I believe this group has considerably improved relationships between sexes, ethnicities, individuals with different sexual orientations and religions. This is vital given the current political climate in the United States of America today.”
“Our Pro Vice Chancellor Research at Deakin University (Prof Lee Astheimer) found out I was taking mat leave for my first child and paid for me to have a research fellow full time for a year out of central university funds, so that my projects could keep running and my career wouldn’t take as much of a hit. This is now being turned into a formal program at the uni. My family and partner have also been critical to me being able to continue in science. Their support, both at work (accompanying me on international conference trips and field work) and at home, are just as important as any institutional program I’ve encountered.”
“Thumbs up to small-scale conferences and workshops for providing opportunities to interact informally and exchange views and suggestions with other researchers sharing similar interests, to mentoring systems that provide newcomers with access to social information about our (sometimes complex) institutions, and to all women who are initiating ambitious, novel, or risky research projects.

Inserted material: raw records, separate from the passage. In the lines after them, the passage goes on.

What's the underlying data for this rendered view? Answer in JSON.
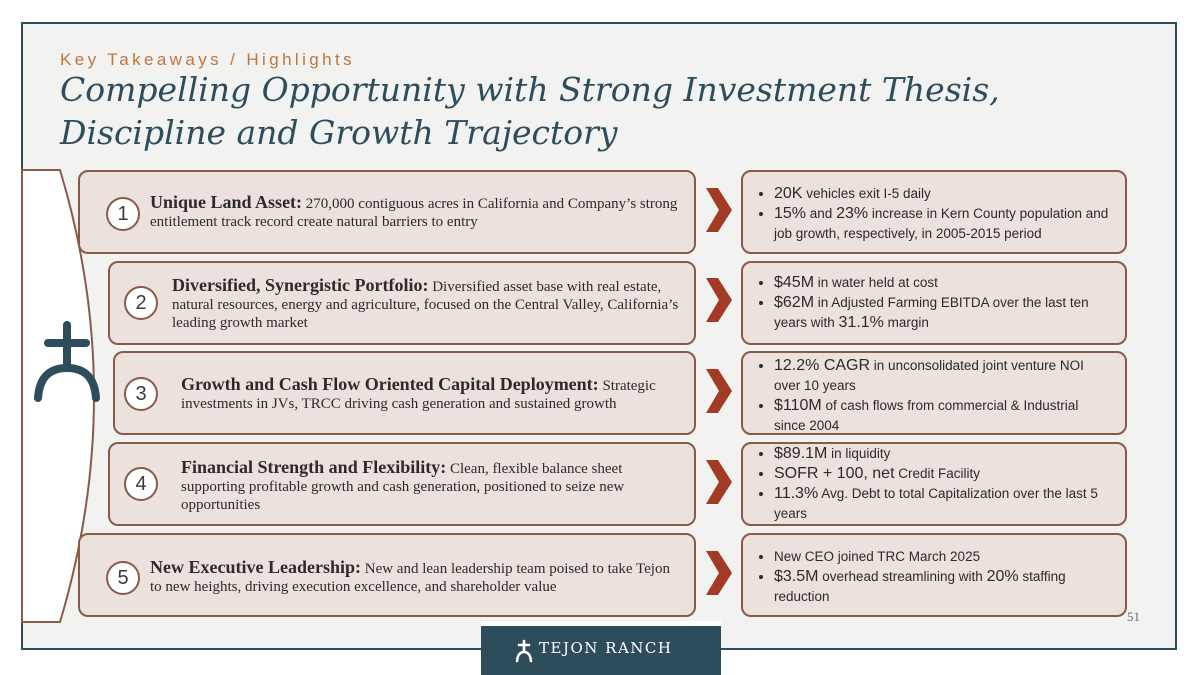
{
  "header": {
    "eyebrow": "Key Takeaways / Highlights",
    "title": "Compelling Opportunity with Strong Investment Thesis, Discipline and Growth Trajectory"
  },
  "colors": {
    "navy": "#2e4d5c",
    "accent": "#c0763b",
    "chevron": "#a33a25",
    "panel": "#ebe1dd",
    "border": "#8a5a48"
  },
  "takeaways": [
    {
      "number": "1",
      "lead": "Unique Land Asset:",
      "text": " 270,000 contiguous acres in California and Company’s strong entitlement track record create natural barriers to entry",
      "stats": [
        [
          {
            "hl": "20K",
            "t": " vehicles exit I-5 daily"
          }
        ],
        [
          {
            "hl": "15%",
            "t": " and "
          },
          {
            "hl": "23%",
            "t": " increase in Kern County population and job growth, respectively, in 2005-2015 period"
          }
        ]
      ]
    },
    {
      "number": "2",
      "lead": "Diversified, Synergistic Portfolio:",
      "text": " Diversified asset base with real estate, natural resources, energy and agriculture, focused on the Central Valley, California’s leading growth market",
      "stats": [
        [
          {
            "hl": "$45M",
            "t": " in water held at cost"
          }
        ],
        [
          {
            "hl": "$62M",
            "t": " in Adjusted Farming EBITDA over the last ten years with "
          },
          {
            "hl": "31.1%",
            "t": " margin"
          }
        ]
      ]
    },
    {
      "number": "3",
      "lead": "Growth and Cash Flow Oriented Capital Deployment:",
      "text": " Strategic investments in JVs, TRCC driving cash generation and sustained growth",
      "stats": [
        [
          {
            "hl": "12.2% CAGR",
            "t": " in unconsolidated joint venture NOI over 10 years"
          }
        ],
        [
          {
            "hl": "$110M",
            "t": " of cash flows from commercial & Industrial since 2004"
          }
        ]
      ]
    },
    {
      "number": "4",
      "lead": "Financial Strength and Flexibility:",
      "text": " Clean, flexible balance sheet supporting profitable growth and cash generation, positioned to seize new opportunities",
      "stats": [
        [
          {
            "hl": "$89.1M",
            "t": " in liquidity"
          }
        ],
        [
          {
            "hl": "SOFR + 100, net",
            "t": " Credit Facility"
          }
        ],
        [
          {
            "hl": "11.3%",
            "t": " Avg. Debt to total Capitalization over the last 5 years"
          }
        ]
      ]
    },
    {
      "number": "5",
      "lead": "New Executive Leadership:",
      "text": " New and lean leadership team poised to take Tejon to new heights, driving execution excellence, and shareholder value",
      "stats": [
        [
          {
            "hl": "",
            "t": "New CEO joined TRC March 2025"
          }
        ],
        [
          {
            "hl": "$3.5M",
            "t": " overhead streamlining with "
          },
          {
            "hl": "20%",
            "t": " staffing reduction"
          }
        ]
      ]
    }
  ],
  "footer": {
    "page_number": "51",
    "logo_text": "TEJON RANCH"
  }
}
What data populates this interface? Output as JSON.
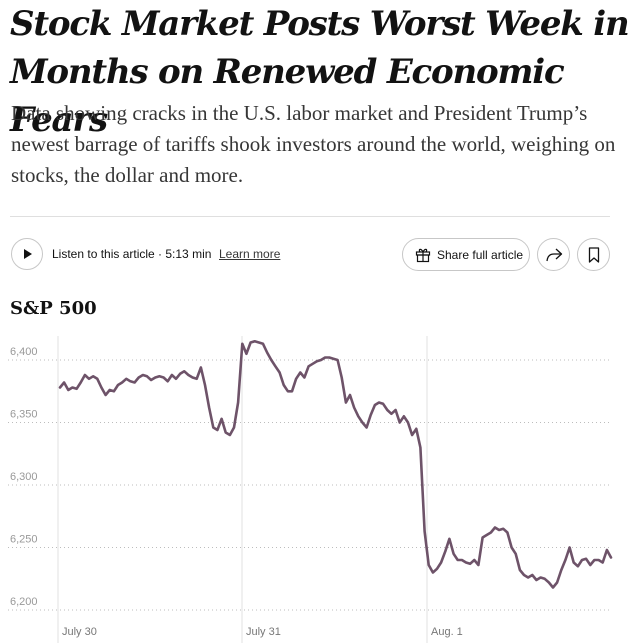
{
  "article": {
    "headline": "Stock Market Posts Worst Week in Months on Renewed Economic Fears",
    "summary": "Data showing cracks in the U.S. labor market and President Trump’s newest barrage of tariffs shook investors around the world, weighing on stocks, the dollar and more."
  },
  "toolbar": {
    "listen_label": "Listen to this article · 5:13 min",
    "learn_more": "Learn more",
    "share_label": "Share full article",
    "icons": [
      "play-icon",
      "gift-icon",
      "share-arrow-icon",
      "bookmark-icon"
    ]
  },
  "chart_title": "S&P 500",
  "chart_data": {
    "type": "line",
    "title": "S&P 500",
    "xlabel": "",
    "ylabel": "",
    "x_ticks": [
      "July 30",
      "July 31",
      "Aug. 1"
    ],
    "y_ticks": [
      "6,400",
      "6,350",
      "6,300",
      "6,250",
      "6,200"
    ],
    "ylim": [
      6200,
      6400
    ],
    "grid": "horizontal dotted",
    "line_color": "#6e5369",
    "series": [
      {
        "values": [
          6378,
          6382,
          6376,
          6378,
          6377,
          6382,
          6388,
          6385,
          6387,
          6385,
          6378,
          6372,
          6376,
          6375,
          6380,
          6382,
          6385,
          6383,
          6382,
          6386,
          6388,
          6387,
          6384,
          6386,
          6387,
          6386,
          6383,
          6388,
          6385,
          6389,
          6391,
          6388,
          6386,
          6385,
          6394,
          6380,
          6362,
          6346,
          6344,
          6353,
          6342,
          6340,
          6346,
          6366,
          6413,
          6405,
          6414,
          6415,
          6414,
          6413,
          6406,
          6400,
          6395,
          6390,
          6380,
          6375,
          6375,
          6385,
          6390,
          6386,
          6395,
          6397,
          6399,
          6400,
          6402,
          6402,
          6401,
          6400,
          6386,
          6366,
          6372,
          6362,
          6355,
          6350,
          6346,
          6356,
          6364,
          6366,
          6365,
          6360,
          6357,
          6360,
          6350,
          6355,
          6350,
          6340,
          6345,
          6330,
          6263,
          6236,
          6230,
          6233,
          6238,
          6247,
          6257,
          6245,
          6240,
          6240,
          6238,
          6237,
          6240,
          6236,
          6258,
          6260,
          6262,
          6266,
          6264,
          6265,
          6262,
          6250,
          6245,
          6232,
          6228,
          6226,
          6228,
          6224,
          6226,
          6225,
          6222,
          6218,
          6222,
          6232,
          6240,
          6250,
          6238,
          6235,
          6240,
          6241,
          6236,
          6240,
          6240,
          6238,
          6248,
          6242
        ]
      }
    ]
  }
}
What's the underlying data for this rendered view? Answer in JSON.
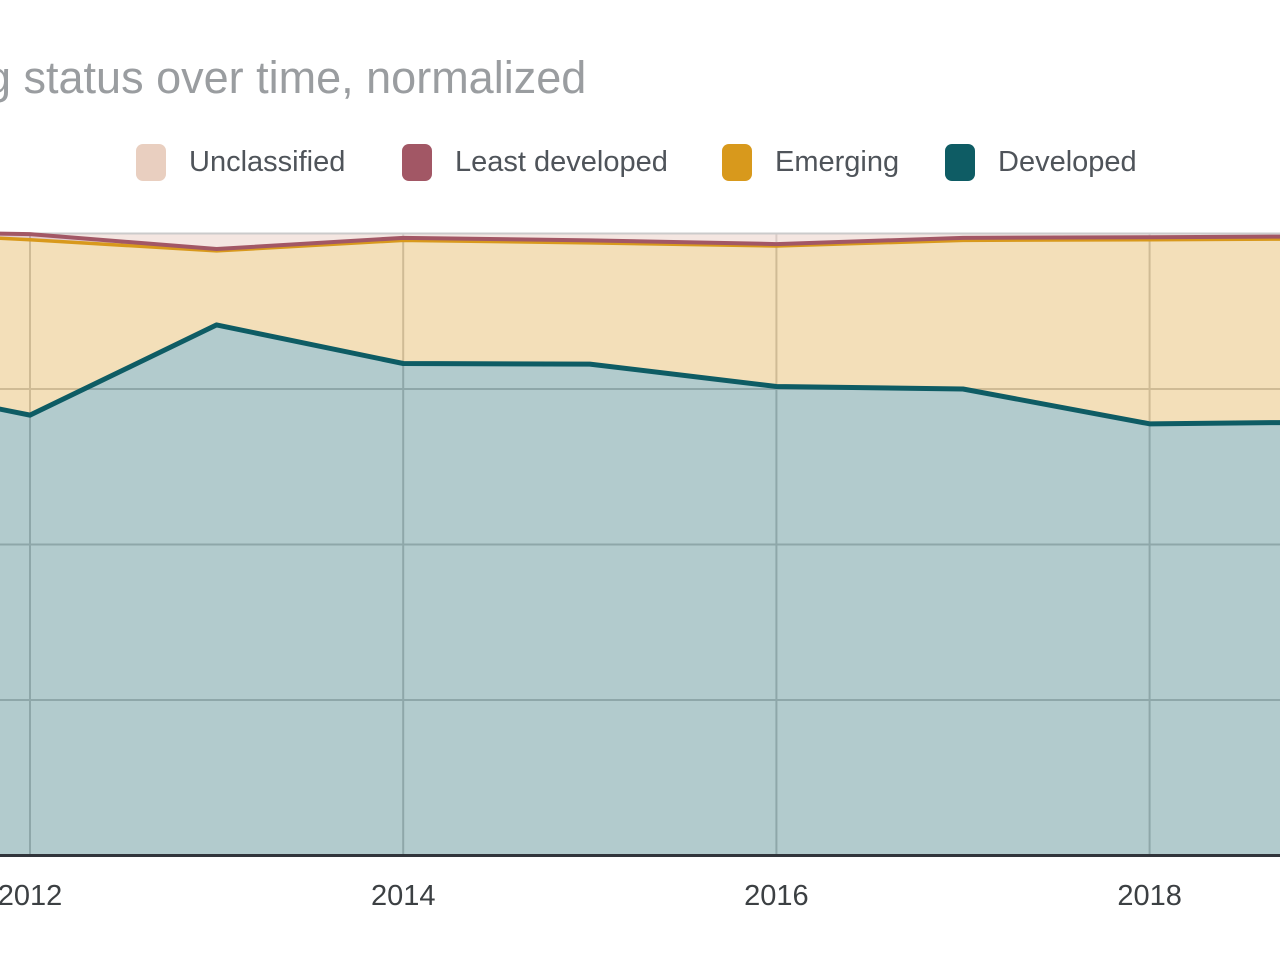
{
  "title": "g status over time, normalized",
  "legend": [
    {
      "label": "Unclassified",
      "color": "#e9cfc0"
    },
    {
      "label": "Least developed",
      "color": "#a25765"
    },
    {
      "label": "Emerging",
      "color": "#d8991c"
    },
    {
      "label": "Developed",
      "color": "#0e5c64"
    }
  ],
  "chart_data": {
    "type": "area",
    "stacked": true,
    "normalized": true,
    "title": "g status over time, normalized",
    "xlabel": "",
    "ylabel": "",
    "ylim": [
      0,
      100
    ],
    "grid": true,
    "legend_position": "top",
    "x": [
      2011.8,
      2012,
      2013,
      2014,
      2015,
      2016,
      2017,
      2018,
      2018.7
    ],
    "series": [
      {
        "name": "Developed",
        "color": "#0e5c64",
        "fill_opacity": 0.32,
        "line_width": 5,
        "values": [
          72.0,
          70.8,
          85.3,
          79.1,
          79.0,
          75.4,
          75.0,
          69.4,
          69.6
        ]
      },
      {
        "name": "Emerging",
        "color": "#d8991c",
        "fill_opacity": 0.31,
        "line_width": 3.5,
        "values": [
          27.3,
          28.2,
          11.9,
          19.8,
          19.5,
          22.6,
          23.9,
          29.6,
          29.5
        ]
      },
      {
        "name": "Least developed",
        "color": "#a25765",
        "fill_opacity": 0.3,
        "line_width": 4,
        "values": [
          0.7,
          0.9,
          0.3,
          0.4,
          0.4,
          0.3,
          0.4,
          0.4,
          0.4
        ]
      },
      {
        "name": "Unclassified",
        "color": "#e9cdc4",
        "fill_opacity": 0.5,
        "line_width": 0,
        "values": [
          0.0,
          0.1,
          2.5,
          0.7,
          1.1,
          1.7,
          0.7,
          0.6,
          0.5
        ]
      }
    ],
    "xticks": [
      2012,
      2014,
      2016,
      2018
    ],
    "xtick_labels": [
      "2012",
      "2014",
      "2016",
      "2018"
    ]
  },
  "colors": {
    "background": "#ffffff",
    "gridline": "#cbcbcb",
    "axis_line": "#31353b",
    "title_text": "#9a9da0",
    "tick_label": "#3c4043",
    "legend_text": "#4f545a"
  }
}
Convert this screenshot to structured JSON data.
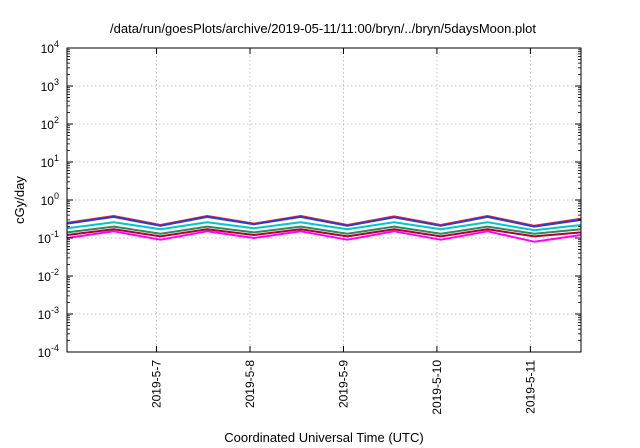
{
  "chart_data": {
    "type": "line",
    "title": "/data/run/goesPlots/archive/2019-05-11/11:00/bryn/../bryn/5daysMoon.plot",
    "xlabel": "Coordinated Universal Time (UTC)",
    "ylabel": "cGy/day",
    "yscale": "log",
    "ylim": [
      0.0001,
      10000
    ],
    "yticks": [
      {
        "base": "10",
        "exp": "-4"
      },
      {
        "base": "10",
        "exp": "-3"
      },
      {
        "base": "10",
        "exp": "-2"
      },
      {
        "base": "10",
        "exp": "-1"
      },
      {
        "base": "10",
        "exp": "0"
      },
      {
        "base": "10",
        "exp": "1"
      },
      {
        "base": "10",
        "exp": "2"
      },
      {
        "base": "10",
        "exp": "3"
      },
      {
        "base": "10",
        "exp": "4"
      }
    ],
    "xlim_days": [
      "2019-05-06 01:00",
      "2019-05-11 13:00"
    ],
    "xticks": [
      "2019-5-7",
      "2019-5-8",
      "2019-5-9",
      "2019-5-10",
      "2019-5-11"
    ],
    "grid": true,
    "x": [
      "2019-05-06 01:00",
      "2019-05-06 13:00",
      "2019-05-07 01:00",
      "2019-05-07 13:00",
      "2019-05-08 01:00",
      "2019-05-08 13:00",
      "2019-05-09 01:00",
      "2019-05-09 13:00",
      "2019-05-10 01:00",
      "2019-05-10 13:00",
      "2019-05-11 01:00",
      "2019-05-11 13:00"
    ],
    "series": [
      {
        "color": "#ff00ff",
        "values": [
          0.1,
          0.15,
          0.09,
          0.15,
          0.1,
          0.15,
          0.09,
          0.15,
          0.09,
          0.15,
          0.08,
          0.12
        ]
      },
      {
        "color": "#b2002f",
        "values": [
          0.12,
          0.17,
          0.11,
          0.17,
          0.12,
          0.17,
          0.11,
          0.17,
          0.11,
          0.17,
          0.11,
          0.14
        ]
      },
      {
        "color": "#2e8b57",
        "values": [
          0.14,
          0.2,
          0.13,
          0.2,
          0.14,
          0.2,
          0.13,
          0.2,
          0.13,
          0.2,
          0.13,
          0.17
        ]
      },
      {
        "color": "#00c8c8",
        "values": [
          0.18,
          0.26,
          0.17,
          0.26,
          0.18,
          0.26,
          0.17,
          0.26,
          0.17,
          0.26,
          0.16,
          0.22
        ]
      },
      {
        "color": "#e8202a",
        "values": [
          0.25,
          0.38,
          0.22,
          0.38,
          0.24,
          0.38,
          0.22,
          0.37,
          0.22,
          0.38,
          0.21,
          0.32
        ]
      },
      {
        "color": "#2b3bd6",
        "values": [
          0.24,
          0.36,
          0.21,
          0.36,
          0.23,
          0.36,
          0.21,
          0.35,
          0.21,
          0.36,
          0.2,
          0.3
        ]
      }
    ]
  }
}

Your passion is a fuel for our own actions.”
“I am currently head of our school’s Athena SWAN committee and so I am familiar with the actions we are trying to employ to improve gender equality. One of our actions was to analyse our school’s workload model. We identified that women did more teaching on average than men in the school and our head of school is trying to address this imbalance. We are also trying to address barriers to promotion. It is clear that women are less likely to put themselves forward for promotion and so we have shifted our yearly staff assessments to earlier in the year, before the promotion round, so that the head of school can assess whether staff seem to be approaching the criteria for promotion and encourage those with the requisite experience to apply.”
If you could travel back in time, what career advice would you give to your younger self?
“Nothing worth doing is ever going to be easy, and learn to forgive and be easy on yourself. I think many of us can be much harder on ourselves than we are on others, and it is very easy to develop bad habits (i.e. overworking) I think helping people develop a good work-life balance from the start would help people enjoy their work more-and probably retain more women in science.”
Yes, you can ;-)”
“Sleep” (currently on maternity leave with my second child)
“Take opportunities when they arise if you can; do the best that you can do and make sure you are treating other people fairly; spend less time thinking about the things you have not managed to do and more time thinking about the things that you have!”
“Publish well and early, go to conferences, meet people, get involved. Do what you enjoy. A career in academia is challenging and can be stressful, but is offset by the fact that you can study something that really interests you.”
“Don’t spend too much time comparing yourself to other people’s track records! This is precious time that you should spend thinking about Science. Also, do not underestimate the joy of having a family even if it will inevitably decrease the time you have to think about anything…”
“Be open to opportunities and spend as much time in the field as you can, because the best insights always come from really knowing your study species.”